Wierz mi, że można wzmocnić swoją siłę psychiczną i poczucie panowania nad swoim życiem, robiąc małe kroki.
Wręcz przeciwnie, myślenie w kategoriach kai-zen – praktykowania małych kroków rozwojowych w japońskim stylu jest skuteczniejsze. Pomaga uniknąć hurra optymizmu i… zjazdu po nim otchłań bycia zawiedzioną.
Oto kilka prostych wskazówek do codziennego wykorzystania:
1. Poznaj lepiej swoje emocje
Umiejętność rozpoznawania emocji, które właśnie odczuwamy sprawia, że jesteśmy w większym kontakcie ze sobą. Jest to jest podstawą siły i elastyczności psychologicznej. Emocje najłatwiej rozpoznać nie przez głowę, lecz przez ciało.
Zadaj sobie pytanie: Co się dzieje w moim ciele teraz? Gdzie czuję przepływ energii? Czy jest ona gorąca czy zimna? Czy czuję ścisk czy rozszerzenie? Gdzie?
Poniżej znajdziesz przykład z Mapy emocji, opracowanej w USA. To niesamowicie, że badacze, dzięki tysiącom osób badanych, zdołali określić, gdzie zwykle odczuwa się konkretną emocję. Wykorzystaj to do poznania i nazwania swoich emocji. Możesz ćwiczyć to, nie ruszając się z kanapy.
Więcej info o zlokalizowaniu emocji w ciele, znajdziesz TU
2. Napisz do siebie list pełen życzliwości
Życzliwość, serdeczność – one budują tkankę społeczną. Każdy człowiek – oprócz socjopaty – potrzebuje życzliwości i ciepła na co dzień. Ty też. A jest tylko jedna osoba, która może Ci to zagwarantować i to na życzenie – to jesteś Ty sama. Napisz do siebie list, w którym chwalisz się, doceniasz i mówisz sobie komplementy. Napisz sobie te wszystkie dobre słowa, które powinnaś dziś usłyszeć, a z jakiegoś powodu nie usłyszałaś. Napisz do siebie to, co napisałabyś sobie, gdybyś była dla siebie prawdziwą przyjaciółką.
3. Medytuj
Poświęć 5 minut na siedząco, leżąco, na podłodze lub na kanapie, żeby popraktykować uważność. Skoncentruj się na np. oddechu:
– Robię wdech. Czuję, jak błękitno-złote powietrze wpływa przez moje usta, tchawicę do oskrzeli i płuc.
– Robię wydech.

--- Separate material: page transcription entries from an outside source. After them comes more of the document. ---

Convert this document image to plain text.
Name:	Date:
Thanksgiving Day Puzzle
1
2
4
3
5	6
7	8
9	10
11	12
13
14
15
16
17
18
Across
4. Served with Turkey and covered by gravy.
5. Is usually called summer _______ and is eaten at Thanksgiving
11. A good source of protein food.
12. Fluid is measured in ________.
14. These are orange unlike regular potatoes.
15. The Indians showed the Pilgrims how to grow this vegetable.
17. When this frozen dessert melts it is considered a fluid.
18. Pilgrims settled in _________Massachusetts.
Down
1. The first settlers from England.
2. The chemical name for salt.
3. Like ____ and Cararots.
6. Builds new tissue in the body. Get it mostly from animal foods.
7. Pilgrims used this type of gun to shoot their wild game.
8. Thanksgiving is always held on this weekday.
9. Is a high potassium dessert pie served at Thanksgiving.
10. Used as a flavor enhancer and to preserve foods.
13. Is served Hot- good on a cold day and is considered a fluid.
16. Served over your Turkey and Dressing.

Czuję, jak szare powietrze wypływa z moich płuc, wydobywa się na zewnątrz przez tchawicę i usta.
Kiedy myśli zejdą na plan dalszy, przejdź do medytacji miłującej dobroci, która znajdziesz np. TU w wykonaniu mojego ulubionego nauczyciela buddyjskiego Ajahn Brahma
4. Każdego wieczoru wypisz 3 rzeczy, za które jesteś wdzięczna
Poza tym są to bardzo trywialne i proste sprawy, dostępne na wyciągnięcie ręki. Możemy ich mieć dużo więcej, kiedy tylko uświadomimy sobie, jak bardzo ich potrzebujemy.
5. Przypomnij sobie, jaki jest sens Twojego życia
Co sprawia, że czujesz, że żyjesz? Co jest Twoja istotą? Za czym ciągle tęsknisz i chcesz tego więcej?
Co by zostało, gdyby zabrać Ci wszystkie osiągnięcia, tytuły, splendory, władzę, pieniądze? Kim jesteś w głębi Twojego jestestwa?Co dzisiaj zrobisz w zgodzie ze sobą prawdziwym? Jaki najmniejszy nawet krok wykonasz , żeby być w zgodzie ze swoim prawdziwym ja? Co dzisiaj zrobiłeś dla siebie samego i tego kim chcesz być?
Właśnie to sprawia, że wzmacniamy swoją psychikę, uelastyczniamy ją. Stając się życzliwym i pełnym zrozumienia dla siebie, stajemy się też tacy dla innych. Będąc uważnym na siebie i swoje uczucia, popełniamy mniej błędów i jesteśmy skuteczniejsi. Wzmacniamy się i jesteśmy w stanie podejmować kolejne wyzwania, wiedzą, że damy sobie radę, bo akceptujemy świat i siebie w nim, takimi, jacy jesteśmy.